Model Wiring: Current State

Purpose: Document exactly how models and backends are wired in the codebase. Last Updated: 2026-01-02 Status: Implemented. LLM_BACKEND for chat, EMBEDDING_BACKEND for embeddings.

TL;DR - The Simple Truth

Component	Backend	Default Model	Precision
Chat (all agents)	`LLM_BACKEND=ollama`	⭐ `gemma3:27b`	Q4_K_M (4-bit)
Chat (quant alt)	`LLM_BACKEND=huggingface`	`medgemma:27b`	FP16 (16-bit)
Embedding	`EMBEDDING_BACKEND=huggingface`	`qwen3-embedding:8b` → `Qwen/Qwen3-Embedding-8B`	FP16 (16-bit)

Key decisions: - Chat: Ollama default (validated baseline). MedGemma is a hard toggle for quant agent. - Embedding: HuggingFace default (better precision). Ollama is opt-out fallback.

Default vs Hard Toggle (The Simple Version)

Component	Default	Hard Toggle Option
Qualitative Agent	Ollama (`gemma3:27b`)	—
Judge Agent	Ollama (`gemma3:27b`)	—
Meta-Review Agent	Ollama (`gemma3:27b`)	—
Quant Agent	Ollama (`gemma3:27b`)	HF (`medgemma:27b`)
Embeddings	HF (`qwen3-embedding:8b` → `Qwen/Qwen3-Embedding-8B`)	Ollama (`qwen3-embedding:8b`)

Why this mix? - Ollama = local, no external deps, good baseline - HF embeddings = FP16 quality matters for similarity scores - MedGemma = only available officially on HF (Ollama version is community upload)

Gemma 3 27B: All Official Options (Dec 2025)

Hardware Requirements

Hardware	VRAM/Memory	Max Model Size
M1 Max 64GB	64GB unified	~54GB (BF16) ✅
M1 Pro 32GB	32GB unified	~29GB (Q8_0) ✅
RTX 4090	24GB VRAM	~17GB (Q4) ✅

Ollama Options (Official Google Models)

Tag	Quantization	Size	M1 Max 64GB	M1 Pro 32GB	RTX 4090 24GB	Quality
`gemma3:27b`	Q4_K_M	17GB	✅	✅	✅	Good
`gemma3:27b-it-qat`	Q4_0 (QAT)	17GB	✅	✅	✅	Better (QAT-trained)
`gemma3:27b-it-q8_0`	Q8_0	29GB	✅	❌	❌	Better

What Do These Abbreviations Mean?

Abbreviation	Full Name	Bits	What It Means
BF16	Brain Float 16	16-bit	Full precision. Each weight is a 16-bit float. No quality loss. Huge memory.
Q8_0	Quantized 8-bit	8-bit	Weights compressed to 8-bit integers. ~2x smaller than BF16. Small quality loss.
Q4_K_M	Quantized 4-bit (K-quant Medium)	4-bit	Weights compressed to 4-bit. ~4x smaller than BF16. Noticeable quality loss.
QAT	Quantization-Aware Training	4-bit	Model was trained knowing it would be quantized. Same 4-bit size but better quality than post-hoc Q4.

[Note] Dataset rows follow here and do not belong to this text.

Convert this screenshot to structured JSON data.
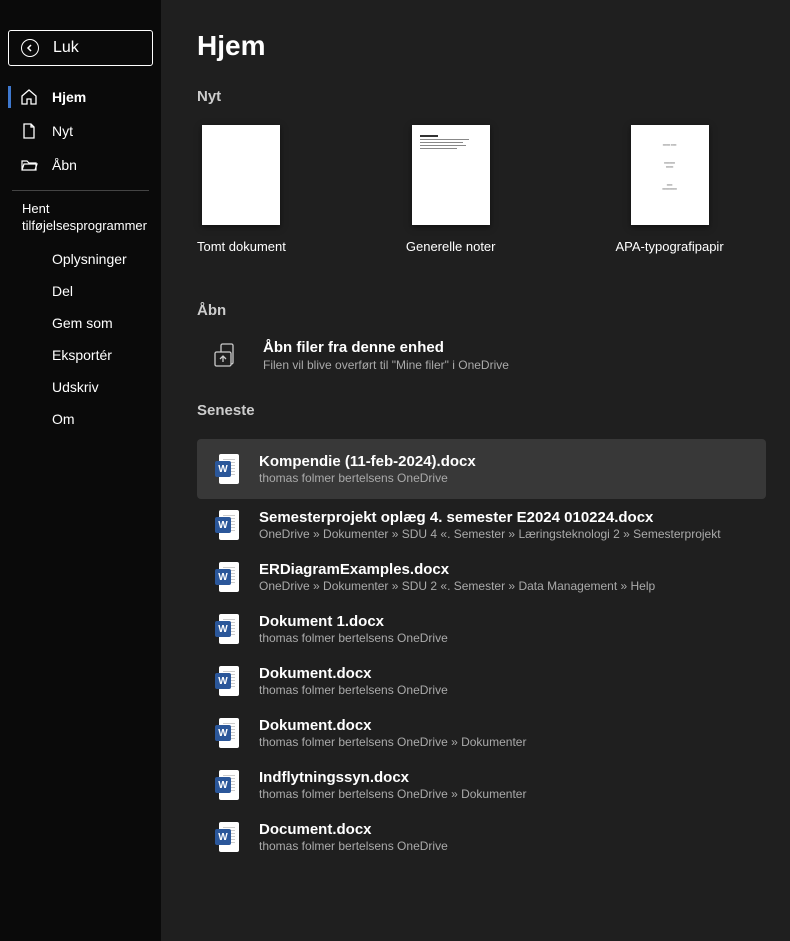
{
  "sidebar": {
    "close": "Luk",
    "home": "Hjem",
    "new": "Nyt",
    "open": "Åbn",
    "addins": "Hent tilføjelsesprogrammer",
    "info": "Oplysninger",
    "share": "Del",
    "saveas": "Gem som",
    "export": "Eksportér",
    "print": "Udskriv",
    "about": "Om"
  },
  "main": {
    "title": "Hjem",
    "new_section": "Nyt",
    "templates": [
      {
        "label": "Tomt dokument"
      },
      {
        "label": "Generelle noter"
      },
      {
        "label": "APA-typografipapir"
      }
    ],
    "open_section": "Åbn",
    "open_device_title": "Åbn filer fra denne enhed",
    "open_device_sub": "Filen vil blive overført til \"Mine filer\" i OneDrive",
    "recent_section": "Seneste",
    "recent": [
      {
        "name": "Kompendie (11-feb-2024).docx",
        "path": "thomas folmer bertelsens OneDrive"
      },
      {
        "name": "Semesterprojekt oplæg 4. semester E2024 010224.docx",
        "path": "OneDrive » Dokumenter » SDU 4 «. Semester » Læringsteknologi 2 » Semesterprojekt"
      },
      {
        "name": "ERDiagramExamples.docx",
        "path": "OneDrive » Dokumenter » SDU 2 «. Semester » Data Management » Help"
      },
      {
        "name": "Dokument 1.docx",
        "path": "thomas folmer bertelsens OneDrive"
      },
      {
        "name": "Dokument.docx",
        "path": "thomas folmer bertelsens OneDrive"
      },
      {
        "name": "Dokument.docx",
        "path": "thomas folmer bertelsens OneDrive » Dokumenter"
      },
      {
        "name": "Indflytningssyn.docx",
        "path": "thomas folmer bertelsens OneDrive » Dokumenter"
      },
      {
        "name": "Document.docx",
        "path": "thomas folmer bertelsens OneDrive"
      }
    ]
  }
}
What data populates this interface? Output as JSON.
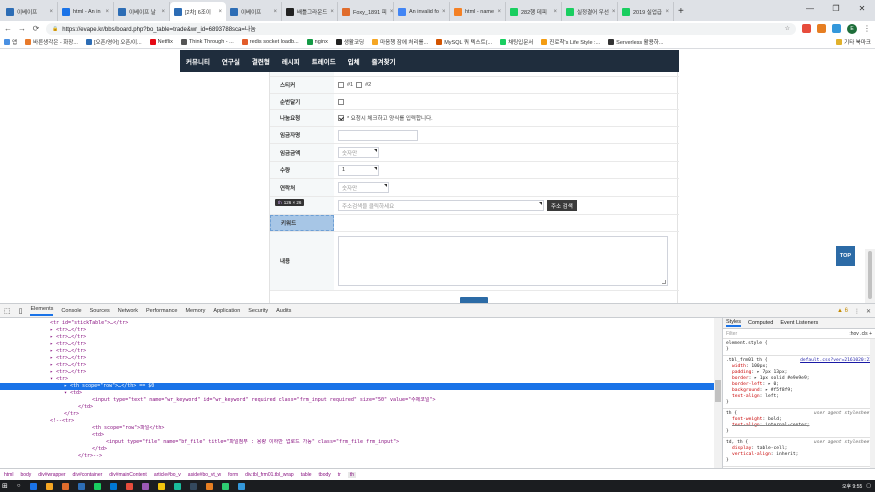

How Quantization Works (Simple Version)

Original model (BF16): Each of 27 billion weights stored as 16-bit float → 54GB

Post-hoc quantization (Q4_K_M, Q8_0): Take trained model, compress weights after training. - Like compressing a JPEG after taking the photo - Some information lost in compression

Quantization-Aware Training (QAT): Train the model knowing it will be compressed. - Like shooting a photo knowing it will be JPEG - you optimize for the output format - Google claims this preserves BF16 quality at Q4 size

Quality Ranking (Best → Worst)

BF16 (54GB) > Q8_0 (29GB) > QAT Q4 (17GB) ≈ Q4_K_M (17GB)
     ↑              ↑              ↑              ↑
  Perfect      Very Good    Good (smart)   Good (dumb)

Bottom line: QAT is the sweet spot - same size as Q4_K_M but trained smarter.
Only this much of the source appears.